More often than not, a general partner will establish a separate entity to act as the partner in the agreement. This is to protect their assets and allow further opportunity in the limited partnership. 

Equity in the partnership can differ greatly from one LP to the next. Generally, it sits between 20%-30%. Some general partners manage the property themselves and may charge a management fee. While not all GPs will charge fees in the partnerships, they often earn money through: 

  • Acquisition fee: 1% to 5%
  • Asset management fee: 1% to 3% annually
  • Refinance fee: 1% to 3% of the loan amount
  • Loan guarantee fee: 0.5% to 3.5% of the original loan amount
  • Construction management fee: 5% to 10% of the renovation budget
  • Disposition fee: 1% to 2% of the sale price

Limited Partners (LP) 

Passive investors who provide capital to the partnership to earn ROI are known as limited partners. Limited partners have limited liability in the commercial real estate investment and almost no involvement in the daily minutia of the investment. 

They’re what’s known as “silent partners.” In some partnerships, limited partners have voting rights (typically on major decisions only) depending on the agreement. These decisions may include refinancing, capital expenditures, and managing significant financial issues. 

Limited partners are not allowed to spend more than 500 hours in a year on the operational activities of a limited partnership. If this amount is exceeded, they risk losing their liability protection and limited partner status. 

Distributions 

Now that we’ve covered the basic structure of limited partnerships for real estate let’s explore how profits are distributed.

Distributions can vary greatly depending on the partnership agreement, but there are some foundational elements depending on the type of commercial real estate: 

  • For an income property, profits are shared at routine intervals.
  • For a development that is to be sold or refinanced, the profits are shared when the deal is executed.

It’s not uncommon for limited partnerships for real estate to include a preferred return for limited partners, which means that LPs must receive minimum returns before GPs can obtain their profits. 

How Are Limited Partnerships Financed? 

Commercial real estate investments will require some kind of financing support. General partners are responsible for acquiring, signing off on, and offering the guarantee for the loan unless they get a nonrecourse loan. 

This means that a general partner will have to get approved for the loan based on their experience, history, and creditworthiness. 

What About Taxes? 

You may be surprised to find out that limited partnerships for real estate don’t pay taxes. Well, not in the traditional sense. There are many tax benefits for commercial real estate investments this way. 

Net gains or losses are considered pass-through income for each partner. That means that private investors for commercial real estate will need the following:

  • File form 1065, which reports net income or losses after deductions 
  • Schedule K-1, which indicates the income received throughout the year from the commercial real estate investment partnership

Why Participate in Limited Partnerships For Real Estate? 

Private investors for commercial real estate looking to participate in a limited partnership have much to gain.
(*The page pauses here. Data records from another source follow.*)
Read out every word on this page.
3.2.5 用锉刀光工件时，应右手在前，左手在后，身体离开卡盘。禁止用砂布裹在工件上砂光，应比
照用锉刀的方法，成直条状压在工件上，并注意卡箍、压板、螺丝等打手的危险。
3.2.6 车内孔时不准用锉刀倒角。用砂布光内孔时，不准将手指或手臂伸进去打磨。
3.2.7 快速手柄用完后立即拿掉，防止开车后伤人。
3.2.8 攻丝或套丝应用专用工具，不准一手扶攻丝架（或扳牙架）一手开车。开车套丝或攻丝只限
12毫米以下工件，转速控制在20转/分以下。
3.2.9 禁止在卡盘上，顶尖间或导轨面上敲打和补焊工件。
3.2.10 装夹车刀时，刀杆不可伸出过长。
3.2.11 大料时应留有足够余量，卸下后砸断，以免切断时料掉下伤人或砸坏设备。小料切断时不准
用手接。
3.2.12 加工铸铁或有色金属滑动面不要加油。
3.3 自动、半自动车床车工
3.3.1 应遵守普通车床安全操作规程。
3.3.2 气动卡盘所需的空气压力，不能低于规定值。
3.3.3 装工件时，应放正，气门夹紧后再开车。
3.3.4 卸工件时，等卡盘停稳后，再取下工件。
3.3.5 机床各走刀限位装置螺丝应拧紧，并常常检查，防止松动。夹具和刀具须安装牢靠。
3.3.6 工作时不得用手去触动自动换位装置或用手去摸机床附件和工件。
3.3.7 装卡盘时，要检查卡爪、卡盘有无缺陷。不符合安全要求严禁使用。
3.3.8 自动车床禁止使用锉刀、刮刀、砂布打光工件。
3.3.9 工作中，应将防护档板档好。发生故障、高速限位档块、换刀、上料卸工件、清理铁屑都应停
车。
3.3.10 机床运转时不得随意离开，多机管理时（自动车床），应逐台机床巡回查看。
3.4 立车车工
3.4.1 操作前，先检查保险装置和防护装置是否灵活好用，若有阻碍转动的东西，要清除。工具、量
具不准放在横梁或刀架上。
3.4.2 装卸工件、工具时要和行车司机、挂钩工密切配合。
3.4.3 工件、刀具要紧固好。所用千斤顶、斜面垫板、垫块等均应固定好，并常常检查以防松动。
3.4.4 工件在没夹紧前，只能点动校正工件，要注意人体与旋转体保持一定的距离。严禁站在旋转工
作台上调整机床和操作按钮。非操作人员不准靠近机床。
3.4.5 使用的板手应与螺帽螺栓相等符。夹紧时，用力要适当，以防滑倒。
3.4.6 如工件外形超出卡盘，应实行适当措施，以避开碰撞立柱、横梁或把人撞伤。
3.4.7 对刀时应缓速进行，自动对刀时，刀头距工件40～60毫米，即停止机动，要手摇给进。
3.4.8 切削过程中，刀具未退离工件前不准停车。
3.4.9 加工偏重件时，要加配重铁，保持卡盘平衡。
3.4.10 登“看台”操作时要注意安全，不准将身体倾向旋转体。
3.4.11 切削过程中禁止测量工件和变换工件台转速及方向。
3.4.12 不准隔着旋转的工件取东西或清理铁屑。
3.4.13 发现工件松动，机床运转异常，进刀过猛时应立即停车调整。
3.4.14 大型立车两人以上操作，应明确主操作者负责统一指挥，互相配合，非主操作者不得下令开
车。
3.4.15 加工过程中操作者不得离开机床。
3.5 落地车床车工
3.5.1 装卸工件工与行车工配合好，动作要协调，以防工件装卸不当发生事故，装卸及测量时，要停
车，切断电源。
There are incredible opportunities and benefits for both general and limited partners. 

For General Partners 

  • Invest in massive deals by pooling funds from limited partners 
  • Added equity for managing the deal 
  • Income from various fees 

For Limited Partners 

  • Limited liability 
  • Passive investment as a silent partner 
  • Commercial real estate tax benefits 

Limited partnerships have been around for decades. They offer a unique avenue for pooling funding and obtaining commercial real estate with benefits to both general and limited partners. Finding partners can be tricky, but with the right tools and resources, you’ll open doors to real estate investment options and significant returns.